Wash (and optionally peel) the potatoes and put in a pan of boiling water.
Chop the onions into thin slices and fry gently in a large frying pan with some of the oil or butter.
While the onions are frying prepare your green vegetables and further slice the liver if necessary.
Prepare a plate or wide bowl, covering it in flour mixed with a bit of salt and pepper. This is for dusting the liver prior to frying - easiest done if you arrange the liver, flour and frying pan in a straight line across your work-surface.
Once the potatoes are cooked - drain and then mash them, adding butter and cream or milk until you have the desired consistency. Put a lid on the pan to keep warm.
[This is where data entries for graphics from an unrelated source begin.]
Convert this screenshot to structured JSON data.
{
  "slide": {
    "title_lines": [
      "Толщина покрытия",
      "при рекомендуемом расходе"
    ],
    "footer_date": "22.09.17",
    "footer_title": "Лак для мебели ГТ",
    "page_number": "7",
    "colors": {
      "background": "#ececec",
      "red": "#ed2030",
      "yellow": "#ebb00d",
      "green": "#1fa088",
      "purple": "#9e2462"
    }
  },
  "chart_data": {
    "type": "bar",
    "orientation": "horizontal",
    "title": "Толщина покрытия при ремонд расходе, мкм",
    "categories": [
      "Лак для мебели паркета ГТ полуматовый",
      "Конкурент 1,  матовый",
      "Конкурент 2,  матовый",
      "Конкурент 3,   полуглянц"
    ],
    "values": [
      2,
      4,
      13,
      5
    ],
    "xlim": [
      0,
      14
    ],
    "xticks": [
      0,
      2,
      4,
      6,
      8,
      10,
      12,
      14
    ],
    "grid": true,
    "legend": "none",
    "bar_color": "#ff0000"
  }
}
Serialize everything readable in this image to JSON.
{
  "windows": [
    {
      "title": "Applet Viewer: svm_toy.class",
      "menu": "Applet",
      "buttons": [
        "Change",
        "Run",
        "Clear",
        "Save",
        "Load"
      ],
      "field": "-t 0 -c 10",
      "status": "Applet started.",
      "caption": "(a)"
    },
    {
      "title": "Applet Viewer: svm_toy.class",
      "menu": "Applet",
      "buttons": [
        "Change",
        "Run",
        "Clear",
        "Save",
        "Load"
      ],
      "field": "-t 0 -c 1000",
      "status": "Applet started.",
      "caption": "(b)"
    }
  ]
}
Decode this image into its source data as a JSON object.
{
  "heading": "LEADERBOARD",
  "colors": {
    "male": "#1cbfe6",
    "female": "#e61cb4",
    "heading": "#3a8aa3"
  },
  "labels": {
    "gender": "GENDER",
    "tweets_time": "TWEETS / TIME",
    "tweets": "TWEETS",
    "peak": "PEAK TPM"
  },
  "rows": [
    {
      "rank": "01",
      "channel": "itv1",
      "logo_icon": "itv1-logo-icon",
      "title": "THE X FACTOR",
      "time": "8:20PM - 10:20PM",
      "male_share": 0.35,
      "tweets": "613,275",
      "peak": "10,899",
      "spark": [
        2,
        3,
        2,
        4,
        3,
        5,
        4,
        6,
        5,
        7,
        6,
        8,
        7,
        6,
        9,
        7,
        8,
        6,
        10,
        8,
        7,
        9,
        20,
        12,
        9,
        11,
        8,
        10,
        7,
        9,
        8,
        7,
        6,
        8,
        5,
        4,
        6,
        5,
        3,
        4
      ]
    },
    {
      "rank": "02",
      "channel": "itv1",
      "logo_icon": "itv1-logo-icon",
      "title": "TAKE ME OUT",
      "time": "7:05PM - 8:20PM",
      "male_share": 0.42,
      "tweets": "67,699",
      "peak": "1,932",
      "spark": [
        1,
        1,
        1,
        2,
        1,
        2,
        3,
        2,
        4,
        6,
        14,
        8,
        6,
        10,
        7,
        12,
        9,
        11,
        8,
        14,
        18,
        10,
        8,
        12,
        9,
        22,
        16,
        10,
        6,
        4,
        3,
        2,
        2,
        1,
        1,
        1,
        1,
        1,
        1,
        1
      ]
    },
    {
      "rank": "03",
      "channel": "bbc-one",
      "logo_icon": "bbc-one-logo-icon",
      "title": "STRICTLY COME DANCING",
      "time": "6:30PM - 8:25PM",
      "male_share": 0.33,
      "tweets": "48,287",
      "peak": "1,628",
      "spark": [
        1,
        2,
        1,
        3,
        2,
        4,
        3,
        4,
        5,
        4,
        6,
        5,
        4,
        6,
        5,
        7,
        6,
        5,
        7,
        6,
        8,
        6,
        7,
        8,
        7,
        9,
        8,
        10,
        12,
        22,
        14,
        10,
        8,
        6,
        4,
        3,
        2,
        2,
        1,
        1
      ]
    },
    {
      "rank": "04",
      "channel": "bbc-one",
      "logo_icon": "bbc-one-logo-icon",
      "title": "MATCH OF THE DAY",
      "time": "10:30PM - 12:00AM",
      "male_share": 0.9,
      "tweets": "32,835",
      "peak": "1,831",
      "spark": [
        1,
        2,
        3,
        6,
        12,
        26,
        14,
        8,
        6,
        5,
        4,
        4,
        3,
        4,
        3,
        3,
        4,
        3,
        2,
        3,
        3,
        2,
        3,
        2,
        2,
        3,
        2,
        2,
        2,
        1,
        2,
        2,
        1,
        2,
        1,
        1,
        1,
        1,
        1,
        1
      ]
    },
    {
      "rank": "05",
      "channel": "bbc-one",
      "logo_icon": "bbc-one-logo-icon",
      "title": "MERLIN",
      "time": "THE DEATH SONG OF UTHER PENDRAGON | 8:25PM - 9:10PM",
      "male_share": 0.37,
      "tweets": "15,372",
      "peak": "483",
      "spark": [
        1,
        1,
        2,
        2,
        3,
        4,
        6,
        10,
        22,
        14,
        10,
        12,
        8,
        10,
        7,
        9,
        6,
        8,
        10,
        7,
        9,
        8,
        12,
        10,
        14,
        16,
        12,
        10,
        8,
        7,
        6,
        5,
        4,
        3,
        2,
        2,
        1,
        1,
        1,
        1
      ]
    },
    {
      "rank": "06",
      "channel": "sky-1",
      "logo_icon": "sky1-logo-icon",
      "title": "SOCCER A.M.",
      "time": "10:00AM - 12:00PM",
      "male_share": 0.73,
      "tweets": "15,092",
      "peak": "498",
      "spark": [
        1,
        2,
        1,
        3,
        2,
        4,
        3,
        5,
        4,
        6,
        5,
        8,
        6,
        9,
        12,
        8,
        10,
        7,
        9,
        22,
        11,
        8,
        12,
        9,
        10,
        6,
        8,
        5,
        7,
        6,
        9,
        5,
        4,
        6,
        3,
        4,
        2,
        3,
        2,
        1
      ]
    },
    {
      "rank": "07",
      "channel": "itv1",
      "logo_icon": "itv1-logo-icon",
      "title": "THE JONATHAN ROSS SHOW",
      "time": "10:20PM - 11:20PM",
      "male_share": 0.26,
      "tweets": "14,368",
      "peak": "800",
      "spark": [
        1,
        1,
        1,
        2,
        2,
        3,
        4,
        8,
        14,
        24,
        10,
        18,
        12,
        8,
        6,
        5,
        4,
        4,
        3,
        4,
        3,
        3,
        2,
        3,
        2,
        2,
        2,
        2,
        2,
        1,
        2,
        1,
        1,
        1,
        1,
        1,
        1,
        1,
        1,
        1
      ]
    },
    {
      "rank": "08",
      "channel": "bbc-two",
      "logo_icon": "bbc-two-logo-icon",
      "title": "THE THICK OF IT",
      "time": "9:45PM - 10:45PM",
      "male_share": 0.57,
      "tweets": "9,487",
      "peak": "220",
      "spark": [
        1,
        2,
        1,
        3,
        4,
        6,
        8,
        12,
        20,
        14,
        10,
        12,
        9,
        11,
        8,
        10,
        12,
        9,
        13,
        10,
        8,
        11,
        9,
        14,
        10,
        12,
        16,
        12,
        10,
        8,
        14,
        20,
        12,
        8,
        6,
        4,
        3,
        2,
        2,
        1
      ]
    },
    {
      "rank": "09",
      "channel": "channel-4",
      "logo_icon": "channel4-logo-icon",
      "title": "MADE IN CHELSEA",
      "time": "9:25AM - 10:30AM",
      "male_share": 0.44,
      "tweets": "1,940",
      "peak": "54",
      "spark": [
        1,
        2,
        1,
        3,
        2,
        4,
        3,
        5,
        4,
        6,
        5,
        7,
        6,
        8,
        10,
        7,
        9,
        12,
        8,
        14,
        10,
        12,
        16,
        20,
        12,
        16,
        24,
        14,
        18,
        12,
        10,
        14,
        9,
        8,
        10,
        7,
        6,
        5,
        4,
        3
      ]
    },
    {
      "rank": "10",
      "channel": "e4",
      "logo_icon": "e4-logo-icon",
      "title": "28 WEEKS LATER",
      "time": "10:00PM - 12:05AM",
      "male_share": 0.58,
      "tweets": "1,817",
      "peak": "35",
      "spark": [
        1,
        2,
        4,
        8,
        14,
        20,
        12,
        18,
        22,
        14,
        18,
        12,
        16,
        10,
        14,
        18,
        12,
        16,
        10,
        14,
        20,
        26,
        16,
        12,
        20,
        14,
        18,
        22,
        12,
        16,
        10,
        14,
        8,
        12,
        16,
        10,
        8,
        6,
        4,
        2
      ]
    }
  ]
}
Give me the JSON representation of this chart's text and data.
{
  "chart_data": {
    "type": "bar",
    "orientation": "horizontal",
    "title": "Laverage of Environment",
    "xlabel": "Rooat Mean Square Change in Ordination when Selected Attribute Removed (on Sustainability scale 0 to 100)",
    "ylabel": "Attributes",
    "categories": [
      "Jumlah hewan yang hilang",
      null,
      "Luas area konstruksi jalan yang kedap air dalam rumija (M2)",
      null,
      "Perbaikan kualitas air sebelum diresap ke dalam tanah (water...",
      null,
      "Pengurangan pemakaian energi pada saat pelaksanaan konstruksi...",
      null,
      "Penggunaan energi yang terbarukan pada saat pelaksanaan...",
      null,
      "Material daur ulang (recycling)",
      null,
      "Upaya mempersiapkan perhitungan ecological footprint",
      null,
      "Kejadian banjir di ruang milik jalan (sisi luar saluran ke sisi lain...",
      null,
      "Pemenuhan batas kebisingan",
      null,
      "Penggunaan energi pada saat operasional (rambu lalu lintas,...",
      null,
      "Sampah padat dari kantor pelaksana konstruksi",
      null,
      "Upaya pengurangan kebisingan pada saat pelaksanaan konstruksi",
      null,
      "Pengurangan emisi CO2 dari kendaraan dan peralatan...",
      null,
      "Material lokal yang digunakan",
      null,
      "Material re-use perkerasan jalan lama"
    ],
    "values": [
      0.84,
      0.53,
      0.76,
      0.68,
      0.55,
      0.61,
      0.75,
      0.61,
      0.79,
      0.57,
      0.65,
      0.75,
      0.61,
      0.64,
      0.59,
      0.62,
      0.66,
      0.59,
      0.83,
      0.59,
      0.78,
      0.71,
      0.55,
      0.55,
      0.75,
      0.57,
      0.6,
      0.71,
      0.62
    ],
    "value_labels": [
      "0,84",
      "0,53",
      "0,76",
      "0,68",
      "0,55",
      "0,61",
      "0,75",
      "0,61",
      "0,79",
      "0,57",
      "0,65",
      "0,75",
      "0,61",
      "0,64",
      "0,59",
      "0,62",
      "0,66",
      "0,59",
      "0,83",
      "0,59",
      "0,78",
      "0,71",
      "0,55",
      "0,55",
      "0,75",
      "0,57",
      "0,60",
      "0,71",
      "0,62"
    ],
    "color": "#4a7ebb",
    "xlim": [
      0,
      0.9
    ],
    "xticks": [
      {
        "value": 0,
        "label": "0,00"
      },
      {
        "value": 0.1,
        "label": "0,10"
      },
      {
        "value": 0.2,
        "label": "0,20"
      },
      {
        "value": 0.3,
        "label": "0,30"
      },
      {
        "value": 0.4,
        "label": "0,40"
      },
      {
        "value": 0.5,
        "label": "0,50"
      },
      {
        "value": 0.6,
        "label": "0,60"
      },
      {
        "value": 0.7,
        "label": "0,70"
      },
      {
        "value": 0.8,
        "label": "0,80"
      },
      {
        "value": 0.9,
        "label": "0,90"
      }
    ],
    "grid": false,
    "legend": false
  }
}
Once the onions are soft, remove them from the pan with a slotted spoon, squeezing the oil or butter back into the frying pan as you remove them. Put them in a bowl on one side.
Turn the heat of your frying pan up as high as possible and add a bit more oil or butter if necessary.
Start the process of dusting the slices of liver with flour on both sides and adding them to the hot pan. This needs to be done as quickly as possible and can be quite messy. Do not over-crowd the pan - if you find the liver takes up more surface-space than is available then leave the remains on one side and fry in a second batch.
The liver should be cooked fast, for only about a minute on each side so the slices are still pink within. Turn them over a couple of times. Quite a bit of the flour and blood will stick to the bottom of the pan. This is ok - don't scrape it off as it will be used for the gravy in a moment.
Once the liver is done to your satisfaction remove it from the pan and put directly onto warmed plates. Have someone else serve out the mash and vegetables while you finish the gravy..... The trick is to try and not let everything else get cold while you are doing this.
Leaving the pan on a high heat, put the onions back in, add a good splash of Hendersons, and stir vigorously while adding boiling water (even better, you can re-use the hot water from the vegetables - this can be a smooth manoeuvre, draining it into the gravy as you pass the pan over to be served onto plates), dissolving the juices stuck to the bottom of the pan. The gravy should thicken from the flour already stuck to the bottom of the pan. If it doesn't get thick enough you can add a bit more flour or cornflour (mixed with a little cold water in a small cup to avoid lumps). Once the gravy is hot and thickened, spoon generously over the plates.